Torkelson, the first overall pick in the draft in 2020, has been hitting balls on the barrel all spring. All the things he wasn’t doing last season, hitting high-velocity fastballs, doing damage on pitches in the heart of the plate, staying in at-bats longer — he’s been doing this spring.

His home run at-bat Saturday was a perfect illustration of his maturity at the plate.

“With the count 3-2, I’m just trying to back up the heater,” Torkelson said, meaning trying to stay back and let the fastball travel deeper in the strike zone. “Because the previous strike I swung at a breaking ball, his curveball. You know with a guy like that, who has a big, slow pitch that he can punch you out with, you really have to back up the fastball and let yourself see everything.”

Most importantly, he didn’t dwell on the curveball. And he didn’t sell out for a fastball. He put himself in a position to damage against either.

“It’s just a matter of adjusting the sight on the fastball,” he said. “If I were to try and pull his fastball, I’d swing at the slider that (is breaking toward his hip or back foot), or I’d swing at the breaking ball and hook it foul.

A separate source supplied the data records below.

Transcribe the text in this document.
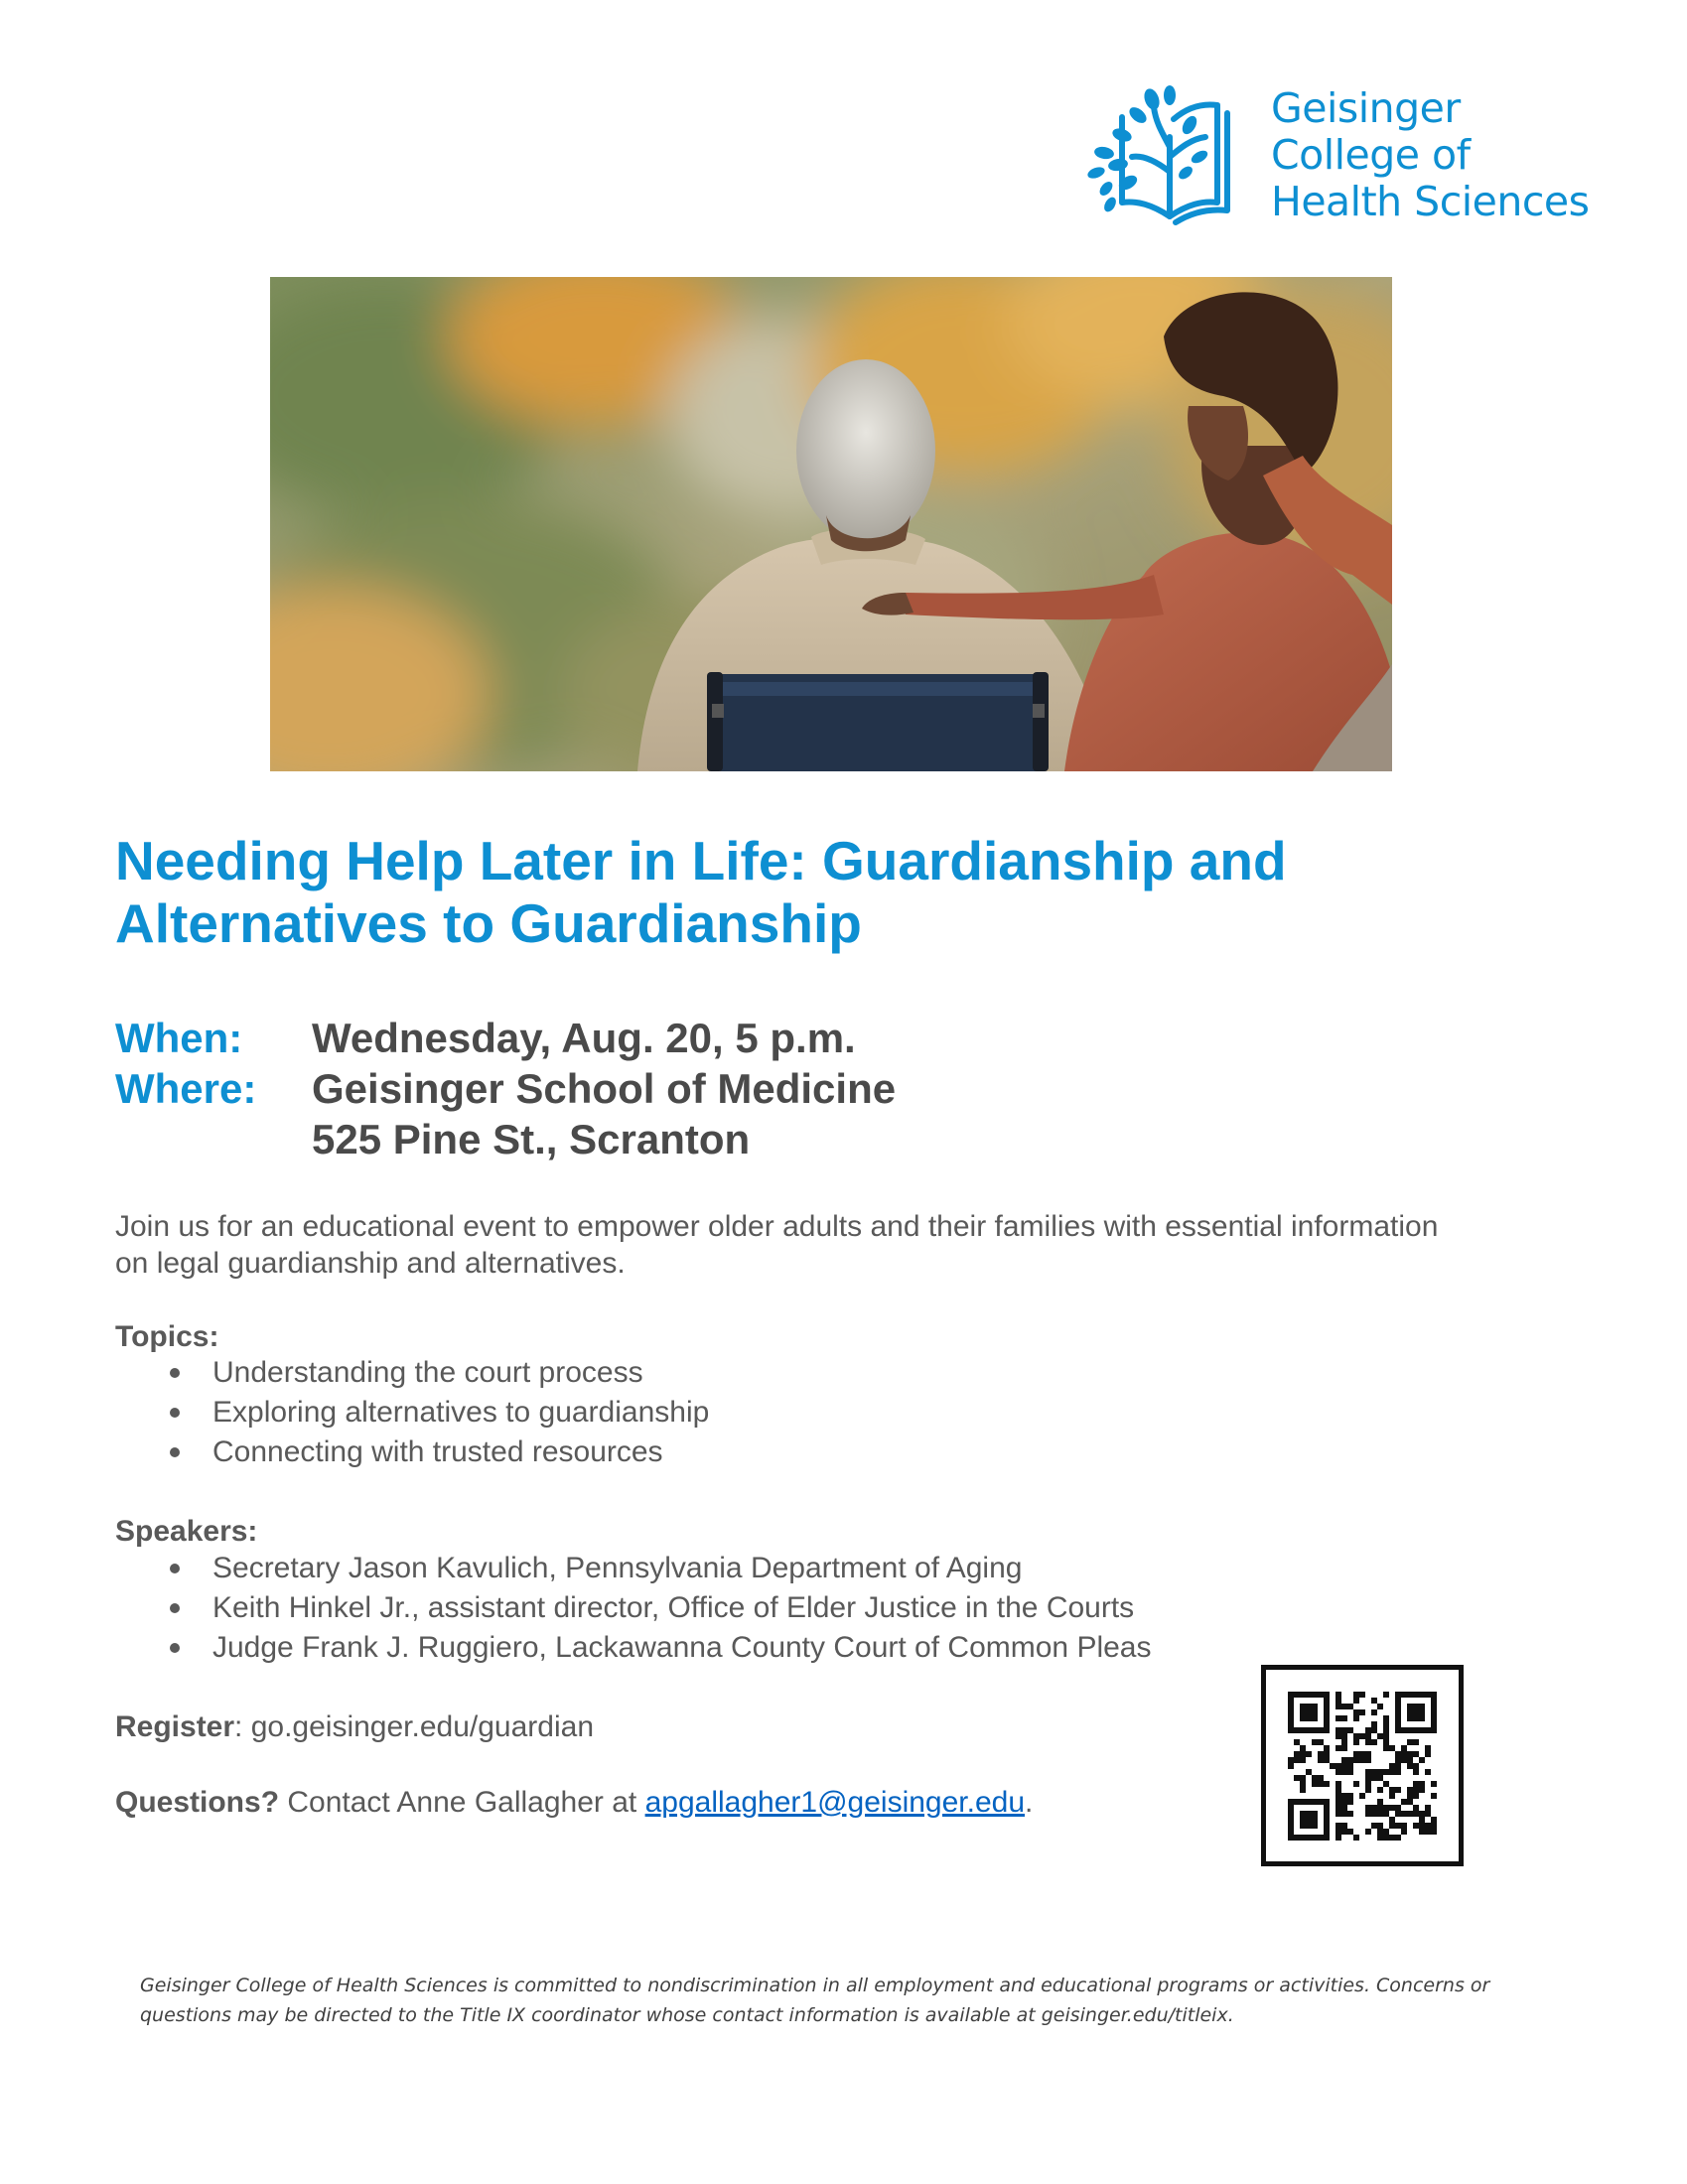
Geisinger
College of
Health Sciences
Needing Help Later in Life: Guardianship and Alternatives to Guardianship
When:	Wednesday, Aug. 20, 5 p.m.
Where:	Geisinger School of Medicine
525 Pine St., Scranton

Join us for an educational event to empower older adults and their families with essential information on legal guardianship and alternatives.

Topics:
Understanding the court process
Exploring alternatives to guardianship
Connecting with trusted resources
Speakers:
Secretary Jason Kavulich, Pennsylvania Department of Aging
Keith Hinkel Jr., assistant director, Office of Elder Justice in the Courts
Judge Frank J. Ruggiero, Lackawanna County Court of Common Pleas
Register: go.geisinger.edu/guardian
Questions? Contact Anne Gallagher at apgallagher1@geisinger.edu.

Geisinger College of Health Sciences is committed to nondiscrimination in all employment and educational programs or activities. Concerns or questions may be directed to the Title IX coordinator whose contact information is available at geisinger.edu/titleix.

But if I back up the fastball and I catch the breaking ball out front, I can keep it fair.”

And he’s strong enough and his hands are quick enough to stay back and take a high and outside heater out of the park to the opposite field.

“I’ve always hammered fastballs,” Torkelson said. “That’s how I knew that last year was not who I am.”

Torkelson hit just .220 off fastballs last season, striking out 41 times in 219 plate appearances.

“I’m always on the fastball and when I’m going, I’m not missing,” he said. “It’s just been getting back to myself, trusting my eyes. Even when those barrels (hard-hit balls) are caught, you still feel good. You can’t look at the scoreboard. It’s just, ‘I hammered that ball,’ and take that to the next at-bat.”

The Tigers have been pounding the ball this spring. Yes, all the qualifiers about it being spring training apply. But they’ve hit 39 homers, second in the Grapefruit League to the Phillies. They came into the game Saturday leading the league with a .508 slugging percentage and 138 runs.

It’s not nothing.

“None of us had a great year last year,” Torkelson said. “I told people that in the offseason when they’d ask how we’re going to be. It’s like, ‘The guys who had down years, no way it happens again.’ We’re too good to dwell on that year. Just take it for what it is and learn from it.

“I like where we’re at. I’m not trying to look too far down the road but we’re in a good spot. We’re hammering balls. We’ve got a really good energy, really good offensive mindset — just, we rake.”

Boyd’s day

Matthew Boyd, in his fourth spring start, threw three perfect innings and one rocky one.

He dispatched the Cardinals on eight pitches in the first and third, and on 14 pitches in the fourth. He needed more pitches than those three innings combined to get out of the second (32).

“That was a high-volume inning for him, so I was happy when he went out the next inning and was pretty efficient,” Hinch said. “Matt Boyd will be pretty hard on himself because he’s a perfectionist. But we like where he’s at right now.”

Boyd, facing a lineup of eight right-handed batters, gave up a double to Willson Contreras, an RBI single to Alec Burleson and a two-run home run to Taylor Motter. But, aside from a couple of seeing-eye singles, that was it.

He struck out four and then went to the bullpen to throw another 15 pitches, so he could simulate getting up for a fifth inning.

“He’s coming off a year where nothing was normal for him,” Hinch said, referencing Boyd missing most of last season recovering from flexor tendon surgery and working just 13 innings out of the Mariners bullpen. “Even though he’s a veteran, everything is a bit new.

“He feels so good and he wants to do so much. We have to maintain a governor on him more than we need to push him.”

Around the horn

Third baseman Andy Ibanez (finger) was back in the Tigers’ lineup Saturday, but he was expected to rejoin Team Cuba in Miami Sunday for its WBC quarterfinal game.

… Cardinals third baseman Taylor Motter, who in 2019 competed in the Tigers’ open tryout at Joker Marchant and played 10 games at Double-A Erie, hit two homers, the second off Beau Brieske.

… Zack Short, who started in left field, came up limping after a hard slide into second base. He hit his ankle awkwardly but he stayed in the game.